Here is my reaction to the few articles I've scanned.
To begin with, I agree that IQ and problem-solving ability are absolutely
crucial in the success of a relationship. Having said that, I also believe
that there are other important factors. Perhaps most crucial among these
is specific gravity. I will now expand on each of these points:

IQ AND PROBLEM-SOLVING ABILITY ARE CRUCIAL
Not necessarily high intelligence, but the difference in intelligence
of the partners should not be too great. It is easy to imagine hundreds
of situations that demonstrate this. For example, if only one partner knows how
to program the VCR this could lead to a lot of friction. In other situations,
there may be feelings of resentment. I once went out with someone who could
do those physics problems with massless rods and frictionless surfaces. She
is now a mechanical engineer. I could never do those problems and the
resentment built up. I kept telling myself "There are more important things
in life", "She can't program for beans", "I've got a great thing going
here", but, deep down, it hurt. It happened many times that we would be out
with friends, drinking, talking, having a great time, and the conversation
would turn to conservation of momentum. Christine was the life of the
party and I felt like slime. Her parting words haunt me to this day,
"I'm leaving you for Dave - HE understands moments of force."
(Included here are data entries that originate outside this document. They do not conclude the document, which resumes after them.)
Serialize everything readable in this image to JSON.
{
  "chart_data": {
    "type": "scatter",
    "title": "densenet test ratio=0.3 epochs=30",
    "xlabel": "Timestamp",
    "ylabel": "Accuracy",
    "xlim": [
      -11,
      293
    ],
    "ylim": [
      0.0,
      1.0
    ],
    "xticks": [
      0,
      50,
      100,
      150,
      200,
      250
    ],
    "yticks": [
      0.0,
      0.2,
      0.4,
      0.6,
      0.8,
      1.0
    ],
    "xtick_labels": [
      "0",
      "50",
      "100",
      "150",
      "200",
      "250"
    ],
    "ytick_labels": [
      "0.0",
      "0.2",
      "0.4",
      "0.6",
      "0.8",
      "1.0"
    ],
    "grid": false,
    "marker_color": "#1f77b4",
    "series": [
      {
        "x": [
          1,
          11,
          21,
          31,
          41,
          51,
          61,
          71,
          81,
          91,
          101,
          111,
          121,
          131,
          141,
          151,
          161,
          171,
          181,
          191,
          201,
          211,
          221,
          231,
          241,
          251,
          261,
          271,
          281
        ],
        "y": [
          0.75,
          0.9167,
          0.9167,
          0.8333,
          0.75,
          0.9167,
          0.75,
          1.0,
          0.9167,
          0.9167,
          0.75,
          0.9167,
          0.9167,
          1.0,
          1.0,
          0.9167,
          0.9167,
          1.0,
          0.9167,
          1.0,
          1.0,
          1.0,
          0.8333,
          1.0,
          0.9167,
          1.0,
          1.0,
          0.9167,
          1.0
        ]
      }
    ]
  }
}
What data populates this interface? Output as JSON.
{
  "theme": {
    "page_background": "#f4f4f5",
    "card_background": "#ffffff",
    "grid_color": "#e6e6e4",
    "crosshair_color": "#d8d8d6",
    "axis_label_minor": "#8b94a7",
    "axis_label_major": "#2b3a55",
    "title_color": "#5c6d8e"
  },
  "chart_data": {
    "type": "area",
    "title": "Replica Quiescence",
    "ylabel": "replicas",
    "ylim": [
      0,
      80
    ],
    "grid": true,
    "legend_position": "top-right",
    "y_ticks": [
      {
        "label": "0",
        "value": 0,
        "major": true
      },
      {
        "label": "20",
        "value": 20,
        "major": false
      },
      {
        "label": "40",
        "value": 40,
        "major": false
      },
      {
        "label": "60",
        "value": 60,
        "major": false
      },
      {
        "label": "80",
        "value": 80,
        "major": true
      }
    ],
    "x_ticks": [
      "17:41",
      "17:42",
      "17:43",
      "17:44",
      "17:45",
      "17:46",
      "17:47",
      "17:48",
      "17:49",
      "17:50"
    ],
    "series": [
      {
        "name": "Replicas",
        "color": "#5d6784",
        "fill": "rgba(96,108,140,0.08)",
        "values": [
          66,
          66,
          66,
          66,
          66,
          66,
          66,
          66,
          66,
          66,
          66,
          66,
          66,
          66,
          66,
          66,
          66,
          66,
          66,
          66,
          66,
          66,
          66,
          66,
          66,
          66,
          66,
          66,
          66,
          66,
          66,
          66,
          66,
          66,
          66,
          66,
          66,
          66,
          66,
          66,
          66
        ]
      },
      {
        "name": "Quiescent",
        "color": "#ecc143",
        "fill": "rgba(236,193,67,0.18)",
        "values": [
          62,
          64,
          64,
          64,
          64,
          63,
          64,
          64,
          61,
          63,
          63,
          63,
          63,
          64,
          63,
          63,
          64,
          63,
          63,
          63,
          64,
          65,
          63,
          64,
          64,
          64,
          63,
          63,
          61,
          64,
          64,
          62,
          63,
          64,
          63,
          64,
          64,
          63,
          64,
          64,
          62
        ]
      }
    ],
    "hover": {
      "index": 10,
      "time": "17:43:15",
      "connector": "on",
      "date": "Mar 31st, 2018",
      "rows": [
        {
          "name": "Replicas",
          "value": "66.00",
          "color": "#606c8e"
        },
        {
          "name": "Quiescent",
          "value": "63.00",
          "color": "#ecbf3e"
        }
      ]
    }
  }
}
THERE ARE OTHER IMPORTANT FACTORS
Assuming that the two partners are on the same intellectual plane, that
doesn't mean that everything will be wonderful. It just means that other
factors will determine the success of the relationship. However, similar
considerations apply. That is, if there is too great a difference in abilities
in important areas, there will be resentment. All that can be hoped for is
that the resentments balance out. Christine and I sometimes talked about
my inadequacies in Newtonian Mechanics. She comforted me by reminding me
that I could solve Rubik's cube way faster than she could. Then we'd arm
wrestle, I would win, and ... well, you can imagine the rest.

SPECIFIC GRAVITY
Of course, the importance of specific gravity to the success of a
relationship can be argued from a sociobiological standpoint. Consider
the factors influencing specific gravity - percent lean body mass,
body type (endomorph, ectomorph or mesomorph), height (can your toes
reach the bottom of the pool?). However, even without this argument,
think about it. Recall the times that you were at the beach or in a
bathtub with your partner. If you were less buoyant than your partner,
didn't your face burn with shame? Haven't you felt pity for a loved
one who was less buoyant? And we all know what pity can do to a relationship -
it goes right back to the feelings of resentment I mentioned above.


If I've helped just one mixed up kid out there - it was worth it.

Jack Orenstein


I believe that these are, in fact, the opinions of my employers.